Poco tempo fa, il sito della BBC ha pubblicato questo articolo, scritto da una Millennial un po’ arrabbiata contro gli stereotipi e le generalizzazioni che caratterizzano i discorsi sulla sua generazione, e un pò non le si può dar torto viste le banalità e gli stereotipi sempre più diffusi che animano le discussioni on e off line sul tema delle generazioni. Quello che colpisce è che l’autrice, Amanda Ruggeri, arriva ad affermare che
“i Millennials sono la generazione che è divertente odiare”
In effetti è vero che questo gruppo demografico sia sempre più sulla bocca di tutti – in Italia quando si parla di generazioni sembra la sola generazione esistente in termini di attenzione e commenti da parte di chiunque e non sono molti quelli che sanno che i millennials italiani nelle coorti più giovani sono pochi – ma che ciò accada in termini di ostilità è affermazione che lascia quantomeno perplessi. A parte questo dettaglio, il succo del discorso dell’autrice è il seguente: ciò che viene indicato come caratteristico dei Millennials in verità è applicabile agli anni giovanili di ogni generazione.
Ora, è ovvio che quando parliamo di giovani c’è anche un aspetto caratteriale e motivante che li differenzia da chi è più grande: quando sei giovane inizi a identificare e definire la tua identità, hai energie e prospettive, hai voglia di combattere per un ideale, di impegnarti per raggiungere i tuoi obiettivi ambiziosi… Ed è certamente vero che ci sono caratteristiche comuni a tutti i giovani in ogni epoca.
Ciò però non deve far dimenticare il fatto che gli anni dell’adolescenza e della prima giovinezza sono particolarmente importanti nella formazione della personalità a livello tanto individuale quanto collettivo, e il contesto storico e sociale in cui vengono vissuti non può essere ridotto a un dettaglio ininfluente.

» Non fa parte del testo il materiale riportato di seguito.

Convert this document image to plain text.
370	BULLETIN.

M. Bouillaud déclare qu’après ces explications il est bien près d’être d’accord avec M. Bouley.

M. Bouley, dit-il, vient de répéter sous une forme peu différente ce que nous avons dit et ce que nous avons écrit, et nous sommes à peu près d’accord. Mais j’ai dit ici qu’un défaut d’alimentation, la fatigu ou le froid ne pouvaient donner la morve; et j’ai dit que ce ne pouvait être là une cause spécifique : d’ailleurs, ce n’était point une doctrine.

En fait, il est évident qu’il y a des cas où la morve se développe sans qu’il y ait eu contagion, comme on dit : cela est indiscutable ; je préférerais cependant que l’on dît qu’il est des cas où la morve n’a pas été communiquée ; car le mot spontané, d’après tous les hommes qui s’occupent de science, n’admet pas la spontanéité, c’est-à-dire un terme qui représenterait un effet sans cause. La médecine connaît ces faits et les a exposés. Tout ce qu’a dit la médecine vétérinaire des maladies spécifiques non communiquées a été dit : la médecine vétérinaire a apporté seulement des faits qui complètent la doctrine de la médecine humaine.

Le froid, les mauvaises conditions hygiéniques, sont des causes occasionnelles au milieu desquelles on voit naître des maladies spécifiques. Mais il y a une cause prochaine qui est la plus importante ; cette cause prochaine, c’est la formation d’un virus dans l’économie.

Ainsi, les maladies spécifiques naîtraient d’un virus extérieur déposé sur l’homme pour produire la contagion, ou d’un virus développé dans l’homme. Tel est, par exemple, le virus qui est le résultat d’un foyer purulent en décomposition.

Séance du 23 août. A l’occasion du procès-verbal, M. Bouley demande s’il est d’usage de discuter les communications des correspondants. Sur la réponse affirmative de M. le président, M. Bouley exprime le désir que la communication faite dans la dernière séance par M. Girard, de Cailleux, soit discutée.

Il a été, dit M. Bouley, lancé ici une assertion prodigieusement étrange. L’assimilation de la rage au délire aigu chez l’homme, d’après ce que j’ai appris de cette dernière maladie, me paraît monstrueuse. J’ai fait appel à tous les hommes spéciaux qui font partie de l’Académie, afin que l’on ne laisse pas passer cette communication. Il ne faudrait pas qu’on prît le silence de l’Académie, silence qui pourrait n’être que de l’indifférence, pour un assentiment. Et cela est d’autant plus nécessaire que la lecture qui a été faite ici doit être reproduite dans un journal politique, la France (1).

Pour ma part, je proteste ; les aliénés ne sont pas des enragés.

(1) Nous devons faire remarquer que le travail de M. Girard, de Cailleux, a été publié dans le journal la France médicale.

Crescere nel 1930, nel 1980 o nel 2000 o 2010 non è la stessa cosa: non hai a disposizione gli stessi strumenti, e il panorama e le prospettive sono completamente differenti. Poter soddisfare o no i bisogni primari per la sopravvivenza, avere la possibilità di accedere a un certo grado di istruzione oppure no, disporre di un computer – magari connesso a Internet – o no: queste e molte altre sono cose che fanno la differenza.
C’è un passaggio fisso e fondamentale in tutte le presentazioni e aule di Generation Mover: quello in cui richiamiamo l’attenzione sui concetti e i pericoli di stereotipo, generalizzazione, rigidità delle schematizzazioni. Questo vale in un senso, ma pure nell’altro: se è vero che tutti i giovani in ogni tempo hanno tratti comuni, è anche vero che ogni epoca ha la sua storia specifica e irripetibile.